Jewish Americans overwhelmingly say they are anxious about the social and political crisis in Israel, according to a poll conducted by the Jewish People Policy Institute which found that the crisis that has affected the unity of Israelis has also affected world Jewry. The poll included religious and secular Jews.
"At the optimistic end, the crisis over the government's legislative push to overhaul the judicial system in Israel is regarded as a passing storm, according to the authors of the assessment, while the more pessimistic view is that the past year’s events may herald a real change in Israel’s character as a Jewish and democratic state.
Most liberal (56%) and most conservative (59%) American Jews described anxiety as their principle reaction over all others.

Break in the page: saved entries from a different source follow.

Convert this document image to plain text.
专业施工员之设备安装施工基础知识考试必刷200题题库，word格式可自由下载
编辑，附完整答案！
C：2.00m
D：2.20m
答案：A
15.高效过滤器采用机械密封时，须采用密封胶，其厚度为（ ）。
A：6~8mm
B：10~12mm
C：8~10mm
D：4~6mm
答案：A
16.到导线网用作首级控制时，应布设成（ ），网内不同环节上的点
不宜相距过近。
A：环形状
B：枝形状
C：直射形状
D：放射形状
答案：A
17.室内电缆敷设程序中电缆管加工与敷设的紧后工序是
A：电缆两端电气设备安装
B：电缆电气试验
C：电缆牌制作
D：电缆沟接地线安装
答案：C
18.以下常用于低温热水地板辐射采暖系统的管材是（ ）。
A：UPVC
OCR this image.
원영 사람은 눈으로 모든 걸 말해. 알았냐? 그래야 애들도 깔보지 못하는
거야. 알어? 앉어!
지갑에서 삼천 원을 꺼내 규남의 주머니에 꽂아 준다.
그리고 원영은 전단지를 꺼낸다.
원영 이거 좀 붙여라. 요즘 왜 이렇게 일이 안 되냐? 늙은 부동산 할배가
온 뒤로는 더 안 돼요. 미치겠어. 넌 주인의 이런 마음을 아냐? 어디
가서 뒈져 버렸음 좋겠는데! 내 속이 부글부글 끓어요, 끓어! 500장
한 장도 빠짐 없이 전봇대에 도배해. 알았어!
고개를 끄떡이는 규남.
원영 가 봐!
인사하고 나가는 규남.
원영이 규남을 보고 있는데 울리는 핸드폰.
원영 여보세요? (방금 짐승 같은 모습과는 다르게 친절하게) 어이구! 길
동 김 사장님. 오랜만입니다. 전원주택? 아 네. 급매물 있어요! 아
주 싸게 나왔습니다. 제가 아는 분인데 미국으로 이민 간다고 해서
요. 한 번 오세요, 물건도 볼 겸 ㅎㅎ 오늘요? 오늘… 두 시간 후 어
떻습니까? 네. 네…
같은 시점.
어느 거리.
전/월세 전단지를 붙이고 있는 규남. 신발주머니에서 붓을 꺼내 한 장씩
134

Additional options chosen at significant levels were “disgust,” selected by those who self-define as “very liberal” (19% of respondents chose “disgust”), and “astonishment,” selected by those who self-define as “centrist” (21% chose “astonishment”).
In response to the question of how the events in Israel would affect the respondents’ attitudes toward Israel, the dominant answer among Orthodox and Conservative Jews was that there would be no change, while the dominant response among Reform and non-affiliated Jews was “it depends on the outcome.” (a third of Conservative Jews and a quarter of Orthodox Jews also chose “it depends on the outcome”.)